- The Washington Times - Tuesday, November 12, 2013

Atheists interrupted a planned prayer vigil on the steps of the Supreme Court during the Town of Greece v. Galloway case last week, as they argued prayer has no place in public service.

The Christian Defense Coalition and Faith and Action sponsored the event in defense of religious freedom, but they were quickly shouted down by secularists protesting prayer on government-owned property, CNS News’ Katie Yoder first reported.

Protesters held signs that read, “Hi Mom, I’m an atheist” and “Keep your theocracy off my democracy,” and they shouted things like “God does not exist!” at the CDC’s Rev. Patrick Mahoney as he kneeled in prayer for the Supreme Court justices.

“The court opens with prayer,” he said. “The building across the street, the United States Capitol, opens in prayer. Our position is simple. Everyone should be allowed to express their faith values and views free from government interference or harassment.”

“We’re not isolationist, we’re not bigoted, we’re not narrow. We’re open” Mr.
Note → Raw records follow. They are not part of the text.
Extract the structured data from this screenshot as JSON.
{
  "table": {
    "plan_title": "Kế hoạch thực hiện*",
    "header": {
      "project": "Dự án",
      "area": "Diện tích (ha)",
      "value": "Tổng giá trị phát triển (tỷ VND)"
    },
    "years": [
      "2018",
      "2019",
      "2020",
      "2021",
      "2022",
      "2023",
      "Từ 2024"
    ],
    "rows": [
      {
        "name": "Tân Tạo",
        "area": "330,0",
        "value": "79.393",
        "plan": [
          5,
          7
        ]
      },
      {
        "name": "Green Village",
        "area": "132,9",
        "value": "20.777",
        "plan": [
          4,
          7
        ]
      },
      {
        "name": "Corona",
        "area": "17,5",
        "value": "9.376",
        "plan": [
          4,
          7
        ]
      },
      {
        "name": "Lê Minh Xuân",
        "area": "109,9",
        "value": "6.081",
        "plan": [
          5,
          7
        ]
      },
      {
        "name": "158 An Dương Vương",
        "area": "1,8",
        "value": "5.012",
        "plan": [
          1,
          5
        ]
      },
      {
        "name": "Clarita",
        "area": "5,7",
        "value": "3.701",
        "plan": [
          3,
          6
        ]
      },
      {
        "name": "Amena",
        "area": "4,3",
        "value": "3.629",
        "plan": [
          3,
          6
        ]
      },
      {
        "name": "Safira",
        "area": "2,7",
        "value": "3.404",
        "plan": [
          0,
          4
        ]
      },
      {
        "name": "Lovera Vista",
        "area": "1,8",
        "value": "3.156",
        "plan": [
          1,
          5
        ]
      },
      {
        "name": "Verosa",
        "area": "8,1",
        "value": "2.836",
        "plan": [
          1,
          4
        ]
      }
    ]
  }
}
Mahoney told an interrupter.

A Facebook invite for the prayer vigil said that the case, which challenges a municipality’s practice of beginning each town board meeting with an invocation, “will have a major impact on Christian expressions of faith in the public square for the next generation.”

In the Town of Greece v. Galloway, two female residents of Greece, N.Y., argue that the specifics of their town’s policy of starting board meetings with a prayer violate the separation of church and state.

The town argues that the practice fits squarely in the tradition of legislative prayer, which the Supreme Court deemed constitutional in its 1983 decision in Marsh v. Chambers, Slate.com reported.